‘Tower’ fails to meet its expectations
October 14, 2004
Three-fourths of “The Dark Tower VII: The Dark Tower” is great.
Perfect, one might say. Answers are given to those whose lives were completely interrupted by the release of the book. Battles are fought against tyranny and evil that thrill even the most casual reader. And, yes, a few of the main characters, people whom Stephen King had used to take the reader across five other volumes, enter “the clearing at the end of the path” (this is how King’s characters describe death).
But damn if that last quarter isn’t bad.
No, it’s not terrible per se. There’s still the required final showdown between our hero, Roland, and the bottomlessly evil Crimson King. And, yes, eventually we do get to climb the tower that King’s fans have been speculating about for decades.

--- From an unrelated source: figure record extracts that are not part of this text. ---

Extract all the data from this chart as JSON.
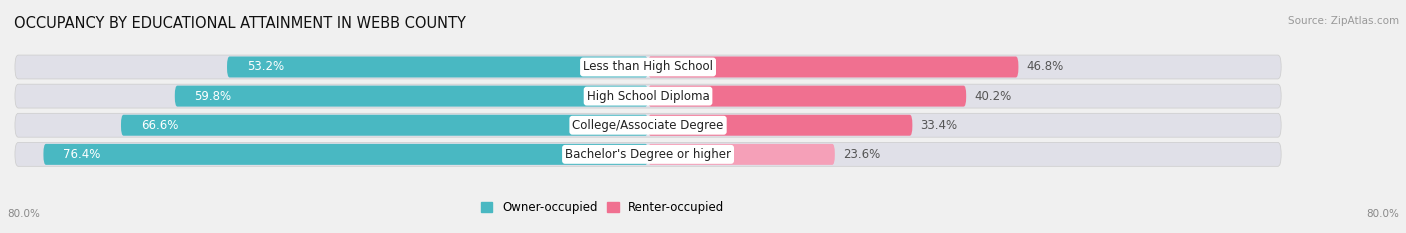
{
  "title": "OCCUPANCY BY EDUCATIONAL ATTAINMENT IN WEBB COUNTY",
  "source": "Source: ZipAtlas.com",
  "categories": [
    "Less than High School",
    "High School Diploma",
    "College/Associate Degree",
    "Bachelor's Degree or higher"
  ],
  "owner_values": [
    53.2,
    59.8,
    66.6,
    76.4
  ],
  "renter_values": [
    46.8,
    40.2,
    33.4,
    23.6
  ],
  "owner_color": "#49b8c2",
  "renter_color": "#f07090",
  "renter_light_color": "#f5a0b8",
  "owner_label": "Owner-occupied",
  "renter_label": "Renter-occupied",
  "axis_label_left": "80.0%",
  "axis_label_right": "80.0%",
  "x_max": 80.0,
  "background_color": "#f0f0f0",
  "bar_track_color": "#e0e0e8",
  "title_fontsize": 10.5,
  "source_fontsize": 7.5,
  "label_fontsize": 8.5,
  "value_fontsize": 8.5
}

But it’s all about consistency. The bulk of the “Dark Tower” books, a personal favorite still being number two, “The Drawing of the Three,” are richly imagined and written with the grace and fluidity of a poet, sometimes. There are those chunks here and there where King writes about farts and boogers, which seem out of place and shockingly juvenile. This is true with the bulk of “Dark Tower VII” as well.
But toward the end, the reader will get the feeling he is holding a copy of King’s first draft, not the final manuscript of what is widely regarded to be his most substantial work.
There are reasons for this. King was reportedly hounded by deadlines, and had been doing revisions to the tone until the day it was shipped out. Of course, this is all rabid-fan hearsay, but the rough tone of the last section of the book tends to lend credence to it.
King envisioned “The Dark Tower” as his magnificent final opus, his answer to Tolkien’s “The Lord of the Rings,” and he has written at length about the youthful hubris that caused him to set out to write the world’s longest popular novel, (King contends that all the Dark Tower books comprise one long tale). And yes, to many extents, he has succeeded. The book is long, and chunks of it are clever and touching, which are rare feelings to experience when reading a popular novel.
But the tale, sadly, was oversold. King told his fans all his books were connected to the “Dark Tower” series, and for years, constant readers have been pouring over less-than-engrossing tomes like “Insomnia” and “Rose Madder,” searching for clues that would more clearly illustrate whatever fate King had in mind for his hero. But in the last book of his opus, these things seem forgotten, and the reader gets the distinct impression that he has been lied to.
It seems as though King, unable to make everything fit in the final pages, simply called himself a liar.
Perhaps the worst fault of the book comes near the climax, as King himself breaks in with an author’s note telling the reader that he or she shouldn’t read the last pages, because they would ultimately be disappointed by them. He comes back later to tell his faithful readership not to bother writing him about the book, and under no circumstances to stop by his house for a chat.
In the end, the “Dark Tower” is not a failure, and the faults are only as magnified as they are due to the scope and expectation that awaited it. But this, of course, was inevitable. King wrote a story so great, so grandiose and so epic, that in the end, even he failed to come up with a decent way to end it.